Ça, c'est l'alibi. La nécessité de la viande, c'est un peu notre prétexte. Et puis, si on admet que la viande n'est pas, à l'évidence, nécessaire, on pourra toujours dire que, puisqu'on aime ça, la consommation d'animaux est, de fait, justifiée. Mon plaisir de manger une entrecôte l'emporte parce que je l'ai décidé. Les animaux ont juste besoin d'être bien traités. Tués avec amour.

Comment peut-on concilier l'amour que l'on porte pour les animaux familiers (chats, chiens, etc.) et l'hécatombe à laquelle nous participons en donnant notre argent à ceux qui "tuent avec amour"?

Martin Gibert, enseignant en éthique et en philosophie du droit, dans son dernier essai paru récemmentVoir son steak comme un animal mort, explique cette ambiguïté inhérente à la nature humaine par le concept de "dissonance cognitive" qui se manifeste, en ce qui concerne la viande, par le symptôme suivant: "nous aimons les animaux et nous aimons manger leur cadavre".

Du cadavre dans mon assiette

L'image du cadavre, nous la craignons. D'ailleurs, les industriels ont bien compris le message. C'est la raison pour laquelle il n'est pas inscrit sur les emballages de dentifrice: "contient de l'animal mort". C'est sûr que, dit comme ça, ça fait un peu moins vendeur. Alors, on camoufle le truc.

En fait, c'est là que la "perception morale" intervient selon Martin Gibert. La perception morale des mangeurs d'animaux est plutôt "confuse". De ce fait, un téléspectateur, amateur de steak, peut être choqué qu'un candidat d'une émission télévisée tue un cochon pour se nourrir: comme cette violence n'est pas nécessaire (il s'agissait du dernier repas sur l'île), je ne comprends pas l'intérêt de tuer un animal.

Exemple de dissonance cognitive chez un enfant

Si tuer des animaux n'est pas nécessaire, pourquoi mange-t-on encore de la viande? La question est plutôt, selon Martin Gibert, "comment peut-on ne pas être végane?". C'est vrai, il est difficile de rester indifférent à la souffrance animale: "qui peut voir sans frémir l'agonie d'un bœuf ou d'un porc?". Pourtant, nous tenons à notre steak. Et c'est justement dans ce cadre contradictoire qu'il faut analyser la psychologie de l'omnivore.

Il y a, dans nos rapports aux animaux, une "contradiction à surmonter". On peut, par exemple, se persuader que les animaux ne souffrent "pas vraiment", ce que le juriste David Chauvet qualifie de "mentaphobie". Ou que nous avons un besoin en protéines qui, selon la croyance populaire, ne sont contenues que dans les produits animaux.

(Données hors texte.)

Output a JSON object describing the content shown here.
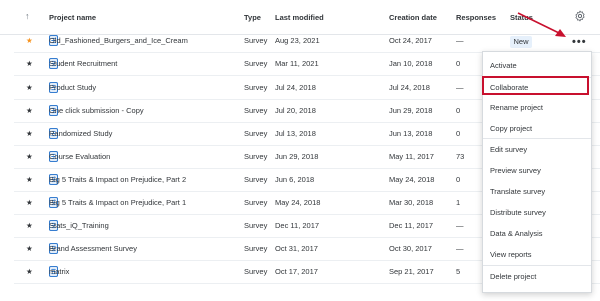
{
  "headers": {
    "sort": "↑",
    "project_name": "Project name",
    "type": "Type",
    "last_modified": "Last modified",
    "creation_date": "Creation date",
    "responses": "Responses",
    "status": "Status"
  },
  "rows": [
    {
      "name": "Old_Fashioned_Burgers_and_Ice_Cream",
      "type": "Survey",
      "modified": "Aug 23, 2021",
      "created": "Oct 24, 2017",
      "responses": "—",
      "status": "New",
      "starred": true
    },
    {
      "name": "Student Recruitment",
      "type": "Survey",
      "modified": "Mar 11, 2021",
      "created": "Jan 10, 2018",
      "responses": "0",
      "status": "",
      "starred": false
    },
    {
      "name": "Product Study",
      "type": "Survey",
      "modified": "Jul 24, 2018",
      "created": "Jul 24, 2018",
      "responses": "—",
      "status": "",
      "starred": false
    },
    {
      "name": "One click submission - Copy",
      "type": "Survey",
      "modified": "Jul 20, 2018",
      "created": "Jun 29, 2018",
      "responses": "0",
      "status": "",
      "starred": false
    },
    {
      "name": "Randomized Study",
      "type": "Survey",
      "modified": "Jul 13, 2018",
      "created": "Jun 13, 2018",
      "responses": "0",
      "status": "",
      "starred": false
    },
    {
      "name": "Course Evaluation",
      "type": "Survey",
      "modified": "Jun 29, 2018",
      "created": "May 11, 2017",
      "responses": "73",
      "status": "",
      "starred": false
    },
    {
      "name": "Big 5 Traits & Impact on Prejudice, Part 2",
      "type": "Survey",
      "modified": "Jun 6, 2018",
      "created": "May 24, 2018",
      "responses": "0",
      "status": "",
      "starred": false
    },
    {
      "name": "Big 5 Traits & Impact on Prejudice, Part 1",
      "type": "Survey",
      "modified": "May 24, 2018",
      "created": "Mar 30, 2018",
      "responses": "1",
      "status": "",
      "starred": false
    },
    {
      "name": "Stats_iQ_Training",
      "type": "Survey",
      "modified": "Dec 11, 2017",
      "created": "Dec 11, 2017",
      "responses": "—",
      "status": "",
      "starred": false
    },
    {
      "name": "Brand Assessment Survey",
      "type": "Survey",
      "modified": "Oct 31, 2017",
      "created": "Oct 30, 2017",
      "responses": "—",
      "status": "",
      "starred": false
    },
    {
      "name": "matrix",
      "type": "Survey",
      "modified": "Oct 17, 2017",
      "created": "Sep 21, 2017",
      "responses": "5",
      "status": "",
      "starred": false
    }
  ],
  "menu": {
    "activate": "Activate",
    "collaborate": "Collaborate",
    "rename": "Rename project",
    "copy": "Copy project",
    "edit": "Edit survey",
    "preview": "Preview survey",
    "translate": "Translate survey",
    "distribute": "Distribute survey",
    "data": "Data & Analysis",
    "reports": "View reports",
    "delete": "Delete project"
  },
  "more_icon": "•••",
  "colors": {
    "accent": "#c8102e",
    "star": "#f7931e",
    "survey_icon": "#1a6bc9",
    "badge_bg": "#e6f0fb"
  }
}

Mais lorsqu'on nous démontre le contraire, on essaie toujours d'aller plus loin dans le processus de déculpabilisation. Alors, on soutient que les "choses ne dépendent pas de nous": même si je mange des animaux, je ne suis pas responsable de leur mise à mort. Et en aucun cas, je ne cesserai de manger de la viande. Ça ce sont les véganes qui font ça, et les véganes sont "sectaires". Ça nous rassure de dire ça. Parce que les véganes donnent "une piqûre de rappel" à notre "dissonance cognitive".

Rendre la réalité plus digeste

"Partout, on tisse des euphémismes pour rendre la réalité plus digeste". Selon Martin Gibert, reprenant le concept forgé par la psychologue américaine Melanie Joy, la plupart des gens sont "carnistes". Derrière ce néologisme, il y a "l'appareil idéologique qui a pour fonction d'étouffer la dissonance cognitive". Le carniste fait appel à des alibis innombrables afin de justifier des pratiques qu'il condamne pourtant : tuer des animaux sans nécessité. Le carnisme "réconforte". Il entretient la position majoritaire dans l'imaginaire collectif selon laquelle il n'y a rien d'incohérent à abattre des animaux à partir du moment que cela est normal, naturel et nécessaire.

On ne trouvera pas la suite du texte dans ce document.